Ghaffar O, Durham S R, Al-Ghamdi K, Wright E, Small P, Frenkiel S, Gould H J, Hamid Q
Meakins-Christie Laboratories, SMBD-Jewish General Hospital, McGill University, Montreal, Quebec, Canada.
Am J Respir Cell Mol Biol. 1998 May;18(5):706-11. doi: 10.1165/ajrcmb.18.5.3030.
We have recently shown the increased mRNA expression of interleukin (IL)-4 and IL-13 in sinus biopsies from allergic subjects with chronic sinusitis (ACS), whereas only IL-13 mRNA was elevated in biopsies obtained from nonallergic subjects with chronic sinusitis (NCS). In the lymph nodes and spleen, these cytokines may promote IgE production through transcriptional activation of the germline IgE heavy chain promoter, an event which precedes immunoglobulin isotype switching to IgE in B cells. We hypothesized that local expression of IL-4 and/or IL-13 might act by inducing germline IgE heavy chain transcript expression locally in the sinus mucosa of chronic sinusitis patients. Mucosal sinus biopsies were obtained from 13 patients with ACS, 12 subjects with NCS, and 11 normal control individuals. The numbers of B cells in the sinus mucosa were studied by immunocytochemistry with anti-CD20 monoclonal antibodies. In situ hybridization was performed using antisense radiolabeled riboprobes complementary to the IgE epsilon -heavy chain germline (Iepsilon) and heavy chain constant region (Cepsilon) gene transcripts. Riboprobes specific for the IgG gamma-heavy chain constant region (Cgamma) were used as an isotype control. Immunocytochemical analysis indicated augmented numbers of CD20-positive B cells in the biopsies obtained from ACS patients compared with NCS subjects (P < 0.05) and normal control subjects (P < 0.01). Statistically significant increases were observed in the numbers of cells expressing Iepsilon and Cepsilon transcripts in the sinus mucosa of ACS patients compared with those with NCS (P < 0. 001) and normal controls (P < 0.001), while Cgamma RNA expression did not differ significantly between the groups. In three randomly selected ACS biopsies, 92-100% of cells expressing Cepsilon transcripts and 100% of Iepsilon RNA-positive cells coexpressed CD20 immunoreactivity. Cells expressing Cepsilon transcripts were also significantly increased in NCS compared with normal controls (P < 0. 05). The results of this study suggest that local IgE class switching occurs in the pathogenesis of ACS and that ACS and NCS are both associated with increased expression of Cepsilon transcripts.

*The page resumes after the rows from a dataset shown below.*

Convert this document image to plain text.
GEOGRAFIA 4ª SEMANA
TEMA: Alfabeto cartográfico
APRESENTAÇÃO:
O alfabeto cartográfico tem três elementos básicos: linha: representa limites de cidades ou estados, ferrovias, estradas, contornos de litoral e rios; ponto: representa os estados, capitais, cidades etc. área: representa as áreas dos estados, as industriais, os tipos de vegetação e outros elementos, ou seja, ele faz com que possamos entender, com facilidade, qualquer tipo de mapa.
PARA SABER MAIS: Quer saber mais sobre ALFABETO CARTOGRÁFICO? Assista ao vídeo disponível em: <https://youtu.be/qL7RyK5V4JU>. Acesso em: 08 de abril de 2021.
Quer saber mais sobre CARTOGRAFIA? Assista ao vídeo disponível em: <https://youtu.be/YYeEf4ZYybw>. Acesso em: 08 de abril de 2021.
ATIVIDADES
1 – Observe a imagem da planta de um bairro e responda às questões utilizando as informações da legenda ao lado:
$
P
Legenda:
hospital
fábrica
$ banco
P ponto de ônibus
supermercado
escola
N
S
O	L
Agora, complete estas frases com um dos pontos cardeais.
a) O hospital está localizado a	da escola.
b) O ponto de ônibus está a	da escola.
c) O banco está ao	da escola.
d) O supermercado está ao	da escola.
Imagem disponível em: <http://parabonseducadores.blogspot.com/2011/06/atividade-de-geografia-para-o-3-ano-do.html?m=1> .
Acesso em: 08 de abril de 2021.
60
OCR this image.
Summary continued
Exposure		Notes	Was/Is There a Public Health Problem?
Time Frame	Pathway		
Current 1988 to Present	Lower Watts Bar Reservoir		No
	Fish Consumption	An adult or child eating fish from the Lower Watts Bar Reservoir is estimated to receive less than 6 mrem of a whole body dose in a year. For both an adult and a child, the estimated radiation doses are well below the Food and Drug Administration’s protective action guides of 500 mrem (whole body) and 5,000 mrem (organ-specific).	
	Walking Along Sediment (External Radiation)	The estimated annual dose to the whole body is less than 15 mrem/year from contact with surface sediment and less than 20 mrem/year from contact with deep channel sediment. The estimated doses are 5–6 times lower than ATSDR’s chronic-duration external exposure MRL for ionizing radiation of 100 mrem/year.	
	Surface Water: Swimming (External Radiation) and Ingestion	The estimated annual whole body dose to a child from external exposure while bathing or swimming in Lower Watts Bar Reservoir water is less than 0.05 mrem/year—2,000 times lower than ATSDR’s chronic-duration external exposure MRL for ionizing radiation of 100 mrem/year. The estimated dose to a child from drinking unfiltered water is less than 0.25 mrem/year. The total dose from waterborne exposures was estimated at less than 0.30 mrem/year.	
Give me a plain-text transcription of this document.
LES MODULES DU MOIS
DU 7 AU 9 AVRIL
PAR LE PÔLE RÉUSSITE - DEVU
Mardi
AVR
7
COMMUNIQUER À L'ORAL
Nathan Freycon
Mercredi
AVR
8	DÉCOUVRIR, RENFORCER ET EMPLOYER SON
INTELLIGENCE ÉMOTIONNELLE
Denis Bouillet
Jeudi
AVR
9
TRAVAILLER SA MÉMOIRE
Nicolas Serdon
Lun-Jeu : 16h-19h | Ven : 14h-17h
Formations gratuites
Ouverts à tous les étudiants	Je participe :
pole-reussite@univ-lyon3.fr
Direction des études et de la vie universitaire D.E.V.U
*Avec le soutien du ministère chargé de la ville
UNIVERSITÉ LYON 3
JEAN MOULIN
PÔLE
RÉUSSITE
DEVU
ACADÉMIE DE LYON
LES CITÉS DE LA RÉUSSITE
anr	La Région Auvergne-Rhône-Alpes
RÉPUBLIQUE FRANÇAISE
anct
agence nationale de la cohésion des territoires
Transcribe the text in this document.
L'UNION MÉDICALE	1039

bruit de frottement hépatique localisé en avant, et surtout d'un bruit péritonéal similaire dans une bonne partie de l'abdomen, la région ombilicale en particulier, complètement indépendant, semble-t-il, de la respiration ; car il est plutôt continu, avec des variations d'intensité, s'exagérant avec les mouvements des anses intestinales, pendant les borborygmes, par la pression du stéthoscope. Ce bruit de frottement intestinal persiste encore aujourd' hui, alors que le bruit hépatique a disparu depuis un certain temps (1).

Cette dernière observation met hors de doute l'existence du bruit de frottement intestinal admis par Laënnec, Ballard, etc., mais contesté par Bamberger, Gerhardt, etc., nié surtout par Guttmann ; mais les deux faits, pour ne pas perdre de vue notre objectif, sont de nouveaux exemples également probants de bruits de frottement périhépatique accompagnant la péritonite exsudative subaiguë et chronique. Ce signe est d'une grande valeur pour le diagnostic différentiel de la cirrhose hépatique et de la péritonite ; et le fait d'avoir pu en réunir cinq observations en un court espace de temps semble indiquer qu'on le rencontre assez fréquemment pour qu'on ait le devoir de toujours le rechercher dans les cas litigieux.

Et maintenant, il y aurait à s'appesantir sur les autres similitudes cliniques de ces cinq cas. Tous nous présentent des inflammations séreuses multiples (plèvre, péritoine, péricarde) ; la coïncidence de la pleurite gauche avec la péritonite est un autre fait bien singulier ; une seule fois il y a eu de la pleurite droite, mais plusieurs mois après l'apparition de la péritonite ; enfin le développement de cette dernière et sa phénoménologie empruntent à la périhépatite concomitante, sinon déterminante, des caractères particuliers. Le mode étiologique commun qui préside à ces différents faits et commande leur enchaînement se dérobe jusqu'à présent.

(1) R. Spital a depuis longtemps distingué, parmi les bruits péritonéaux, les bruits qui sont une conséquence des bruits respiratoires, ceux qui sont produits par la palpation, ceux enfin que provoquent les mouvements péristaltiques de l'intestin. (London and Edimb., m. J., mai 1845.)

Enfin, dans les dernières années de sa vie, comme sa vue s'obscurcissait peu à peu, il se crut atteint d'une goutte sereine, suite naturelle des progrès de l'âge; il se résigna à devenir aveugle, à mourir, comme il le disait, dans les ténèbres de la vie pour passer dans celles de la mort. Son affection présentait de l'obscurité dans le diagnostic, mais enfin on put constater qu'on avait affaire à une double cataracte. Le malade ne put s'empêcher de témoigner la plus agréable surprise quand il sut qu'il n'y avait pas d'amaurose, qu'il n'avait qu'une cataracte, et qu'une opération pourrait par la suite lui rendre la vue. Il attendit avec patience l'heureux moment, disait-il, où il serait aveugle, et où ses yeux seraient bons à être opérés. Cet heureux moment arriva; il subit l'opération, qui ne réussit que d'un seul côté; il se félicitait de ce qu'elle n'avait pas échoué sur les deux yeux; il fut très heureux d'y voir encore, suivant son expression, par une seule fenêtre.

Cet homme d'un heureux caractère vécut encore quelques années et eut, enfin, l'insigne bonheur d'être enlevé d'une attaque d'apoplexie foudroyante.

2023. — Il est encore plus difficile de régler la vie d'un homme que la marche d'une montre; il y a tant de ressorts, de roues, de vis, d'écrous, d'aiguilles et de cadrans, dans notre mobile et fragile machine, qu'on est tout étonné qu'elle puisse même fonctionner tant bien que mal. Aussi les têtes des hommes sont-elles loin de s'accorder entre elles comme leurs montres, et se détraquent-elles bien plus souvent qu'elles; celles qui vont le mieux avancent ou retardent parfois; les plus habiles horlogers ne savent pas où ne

我们最近发现,在患有慢性鼻窦炎的变应性受试者(ACS)的鼻窦活检组织中,白细胞介素(IL)-4和IL-13的mRNA表达增加,而在患有慢性鼻窦炎的非变应性受试者(NCS)的活检组织中,只有IL-13 mRNA升高。在淋巴结和脾脏中,这些细胞因子可通过种系IgE重链启动子的转录激活来促进IgE的产生,这一事件发生在B细胞中免疫球蛋白同种型转换为IgE之前。我们推测,IL-4和/或IL-13的局部表达可能通过在慢性鼻窦炎患者的鼻窦黏膜中局部诱导种系IgE重链转录本表达而起作用。从13例ACS患者、12例NCS受试者和11名正常对照个体获取鼻窦黏膜活检组织。用抗CD20单克隆抗体通过免疫细胞化学研究鼻窦黏膜中B细胞的数量。使用与IgEε-重链种系(Iε)和重链恒定区(Cε)基因转录本互补的反义放射性标记核糖探针进行原位杂交。用于IgGγ-重链恒定区(Cγ)的特异性核糖探针用作同种型对照。免疫细胞化学分析表明,与NCS受试者(P<0.05)和正常对照受试者(P<0.01)相比,从ACS患者获得的活检组织中CD20阳性B细胞数量增加。与NCS患者(P<0.001)和正常对照(P<0.001)相比,观察到ACS患者鼻窦黏膜中表达Iε和Cε转录本的细胞数量有统计学意义的增加,而各组之间Cγ RNA表达无显著差异。在随机选择的3例ACS活检组织中,92%-100%表达Cε转录本的细胞和100%的Iε RNA阳性细胞共表达CD20免疫反应性。与正常对照相比,NCS中表达Cε转录本的细胞也显著增加(P<0.05)。本研究结果表明,局部IgE类别转换发生在ACS的发病机制中,并且ACS和NCS均与Cε转录本表达增加有关。